Shorten makes farming offer on carbon

Zach Relph, Sarah Martin and Cally DupeCountryman
WAFarmers boss Trevor Whittington says Labor’s carbon policy signals that Australian farmers could pick up “a large part of the tab”.
Camera IconWAFarmers boss Trevor Whittington says Labor’s carbon policy signals that Australian farmers could pick up “a large part of the tab”. Credit: Justin Benson-Cooper

Bill Shorten has vowed to exempt farmers from ambitious climate change targets, with Federal Labor flagging the agriculture industry as Australia’s greatest opportunity to cut carbon pollution.

But WA’s biggest industries — including agriculture — called on Labor to release more details of its climate change policy this week, after its release on Monday.

The policy has vowed to exclude farmers from proposed “safeguard mechanism” used to cap carbon emissions, and forms part of Labor’s bid to slash the country’s emissions by 45 per cent of levels recorded in 2005 by 2030.

WAFarmers chief executive Trevor Whittington said the policy signalled that “Australian farmers will be picking up a large part of the tab”.

“You don’t get to force the public to double the number of electric vehicles without loading up the taxes on four-wheel-drive utes,” he said.

“You can’t bury all the the carbon footprint from livestock into the soil without turning the paddock back into bush.

“We have yet to seen the hidden formulas but all indications are that the agricultural sector with our tractors and stock will be paying a carbon tax by the end of the decade.”

National Farmers’ Federation chief executive Tony Mahar welcomed the decision to exclude the agriculture sector from carbon output caps.

However, Mr Mahar echoed industry concern about Labor’s intention to regulate “broad-scale land clearing across the nation” and end the existing Kyoto carbon credit scheme.

“This is especially worrying given the news that excess Kyoto credits will not be counted towards the Paris commitment,” he said.

“The majority of the Kyoto credits were gained from prevention of land clearing through a legal framework which offered no compensation for a removed property right.”

Federal shadow agriculture minister Joel Fitzgibbon championed Labor’s plan to “reinvigorate the land” to reduce pollution.

Mr Fitzgibbon said the land sector had potential to supply low-cost offsets for rural businesses.

“No one knows our land better than our farmers — they’ve been leading the way in responding to climate change,” he said.

“That’s why Labor will help the land sector to reduce pollution while giving farmers and the forestry industry new opportunities to earn income.”

Federal Agriculture Minister David Littleproud rubbished the land clearing proposal and said it would punish farmers.

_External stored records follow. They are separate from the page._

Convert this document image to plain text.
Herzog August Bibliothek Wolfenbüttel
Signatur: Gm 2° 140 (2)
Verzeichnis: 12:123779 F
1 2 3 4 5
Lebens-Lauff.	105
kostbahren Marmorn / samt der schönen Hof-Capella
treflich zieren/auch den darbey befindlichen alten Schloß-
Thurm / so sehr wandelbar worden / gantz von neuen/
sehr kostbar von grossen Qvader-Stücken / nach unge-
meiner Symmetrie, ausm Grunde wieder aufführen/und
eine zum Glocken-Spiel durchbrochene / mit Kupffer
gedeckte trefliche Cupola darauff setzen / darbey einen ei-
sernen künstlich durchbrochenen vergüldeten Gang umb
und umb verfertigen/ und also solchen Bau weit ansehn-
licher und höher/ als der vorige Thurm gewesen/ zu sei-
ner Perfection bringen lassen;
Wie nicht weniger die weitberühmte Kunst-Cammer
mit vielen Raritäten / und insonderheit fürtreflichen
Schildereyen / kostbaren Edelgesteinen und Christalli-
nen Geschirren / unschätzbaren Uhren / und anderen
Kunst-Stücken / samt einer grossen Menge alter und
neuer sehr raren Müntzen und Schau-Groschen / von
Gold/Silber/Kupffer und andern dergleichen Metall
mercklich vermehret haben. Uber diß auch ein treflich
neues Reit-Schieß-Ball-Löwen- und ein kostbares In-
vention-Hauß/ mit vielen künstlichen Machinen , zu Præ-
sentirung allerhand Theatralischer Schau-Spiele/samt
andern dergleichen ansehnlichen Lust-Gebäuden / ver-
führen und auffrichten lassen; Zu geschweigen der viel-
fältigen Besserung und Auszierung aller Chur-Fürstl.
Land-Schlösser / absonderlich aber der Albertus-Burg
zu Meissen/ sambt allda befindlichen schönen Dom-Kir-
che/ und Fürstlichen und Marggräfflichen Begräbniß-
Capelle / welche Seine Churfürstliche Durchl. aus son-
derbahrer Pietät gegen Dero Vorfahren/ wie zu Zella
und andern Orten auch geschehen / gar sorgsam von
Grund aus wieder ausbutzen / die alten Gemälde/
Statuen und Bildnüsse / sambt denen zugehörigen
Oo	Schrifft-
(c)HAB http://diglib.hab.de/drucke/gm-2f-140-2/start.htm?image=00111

“Labor needs to come clean on what carbon gain it has modelled from banning vegetation management nation-wide,” he said.

The carbon plan also outlined Labor’s target for 50 per cent of new car sales to be new electric vehicles by 2030.

It also proposes new vehicle emissions standards to save motorists hundreds of dollars annually in fuel and reduce pollution.

WA’s biggest industries called on Labor to release more details of the policy this week, with the Coalition attacking the pollution plan as a “Trojan Horse for a carbon tax”.

Prime Minister Scott Morrison lashed the climate plan as a revival of Kevin Rudd’s emissions trading scheme.